What he discovered was that the people giving him this drug had no firm idea of what it would do to him. Which was why he got a special deal for joining the protocol — a slightly early release from Atascadero and parole terms rather lenient for a twice-convicted violent sex offender. The privileges of the lab rat, he had thought.

But the larger reason he was chemically castrated was because there was no more space in the mental hospitals, because his prison term was satisfied, because he needed — according to current budget-tightening policy — to be “reintegrated into the community.” So they’d given him a choice of castrations: chemical or surgical. The chemical was temporary; the other permanent.

Now that was funny. Which one would you take?

Infuriating, too.

In the upstairs spare bedroom he took off his shirt. He hated the way the silver duct tape cut red furrows into his side. He hated the way the edges became slippery after only a few minutes — sweat and adhesive oozing down his ribs. He hated the smell. He’d actually tried a corset but it made him feel more female.

But what he hated even more was the way his breasts stuck out after just six months on the Depo-Provera, and the way his complexion became smoother. He couldn’t do much about his skin, but he could do something about the tits.

Three full wraps, all the way around. Through his shirts, you couldn’t even tell, he was pretty sure.

But he could certainly tell now, as he pulled off the tape and watched his skin peel away and then sag back, reddened, to his body. As the tissue fell to the floor, his pubescent girl’s breasts jiggled into view. He knew there was something not completely usual about this thing he was forced to call himself.

In fact, there was something drastically not usual about it.

He saw all this and he thought about what had been done to him and it made him even more furious than he’d been to start with.

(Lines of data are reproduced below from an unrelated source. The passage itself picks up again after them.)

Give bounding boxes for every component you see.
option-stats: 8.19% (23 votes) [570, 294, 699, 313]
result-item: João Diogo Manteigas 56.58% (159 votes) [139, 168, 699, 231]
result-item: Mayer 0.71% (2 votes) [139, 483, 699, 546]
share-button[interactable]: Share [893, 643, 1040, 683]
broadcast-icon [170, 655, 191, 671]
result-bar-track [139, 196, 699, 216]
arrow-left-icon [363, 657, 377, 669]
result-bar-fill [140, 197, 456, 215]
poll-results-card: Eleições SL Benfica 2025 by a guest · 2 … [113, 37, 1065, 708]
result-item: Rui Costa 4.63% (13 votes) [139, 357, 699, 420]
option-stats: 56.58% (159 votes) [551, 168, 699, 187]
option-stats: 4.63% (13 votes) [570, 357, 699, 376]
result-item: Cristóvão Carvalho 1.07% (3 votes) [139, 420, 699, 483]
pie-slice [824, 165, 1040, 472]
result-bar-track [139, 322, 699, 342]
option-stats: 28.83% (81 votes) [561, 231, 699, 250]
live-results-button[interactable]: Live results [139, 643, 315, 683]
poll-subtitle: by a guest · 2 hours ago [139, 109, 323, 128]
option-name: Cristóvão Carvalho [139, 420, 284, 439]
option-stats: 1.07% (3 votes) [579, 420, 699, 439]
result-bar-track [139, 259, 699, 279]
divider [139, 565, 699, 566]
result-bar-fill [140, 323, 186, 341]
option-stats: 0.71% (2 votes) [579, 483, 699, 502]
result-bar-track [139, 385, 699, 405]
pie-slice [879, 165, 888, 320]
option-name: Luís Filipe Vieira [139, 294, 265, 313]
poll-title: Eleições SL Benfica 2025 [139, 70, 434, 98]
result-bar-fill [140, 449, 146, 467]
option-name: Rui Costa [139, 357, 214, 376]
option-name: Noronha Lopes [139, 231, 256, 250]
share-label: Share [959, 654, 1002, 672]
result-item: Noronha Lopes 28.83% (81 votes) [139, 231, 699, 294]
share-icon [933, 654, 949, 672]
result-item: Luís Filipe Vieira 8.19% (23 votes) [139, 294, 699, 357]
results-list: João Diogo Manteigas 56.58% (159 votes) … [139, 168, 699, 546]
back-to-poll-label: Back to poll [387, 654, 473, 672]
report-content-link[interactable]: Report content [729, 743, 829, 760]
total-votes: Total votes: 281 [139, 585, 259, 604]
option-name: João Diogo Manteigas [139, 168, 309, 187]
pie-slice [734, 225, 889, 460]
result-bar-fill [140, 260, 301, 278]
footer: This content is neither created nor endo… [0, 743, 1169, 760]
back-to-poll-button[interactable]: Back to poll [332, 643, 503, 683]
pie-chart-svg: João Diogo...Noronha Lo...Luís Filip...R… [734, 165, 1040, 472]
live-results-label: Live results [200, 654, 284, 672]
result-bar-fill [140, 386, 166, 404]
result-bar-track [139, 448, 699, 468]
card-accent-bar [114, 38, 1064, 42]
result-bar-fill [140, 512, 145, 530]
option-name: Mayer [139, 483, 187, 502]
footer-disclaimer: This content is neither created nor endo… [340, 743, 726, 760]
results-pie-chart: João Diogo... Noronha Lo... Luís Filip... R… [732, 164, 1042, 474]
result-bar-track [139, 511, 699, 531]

Colesceau had learned one more thing about Depo-Provera as a castrator. It might be 92 % effective 100 % of the time, or 100 % effective 92 % of the time. But it wasn’t all effective all the time. Because sometimes, although not often, his rage and his lust would join fists like in the old days. Every couple of months, say.

Sometimes it would only last ten seconds. Sometimes a few minutes. Nothing like before, when he could sustain himself at peak levels for hours at a time then go again with only a little rest.

But that was all right, because Wednesday he’d be through with this hell on earth and on to the next destination, whatever that might be.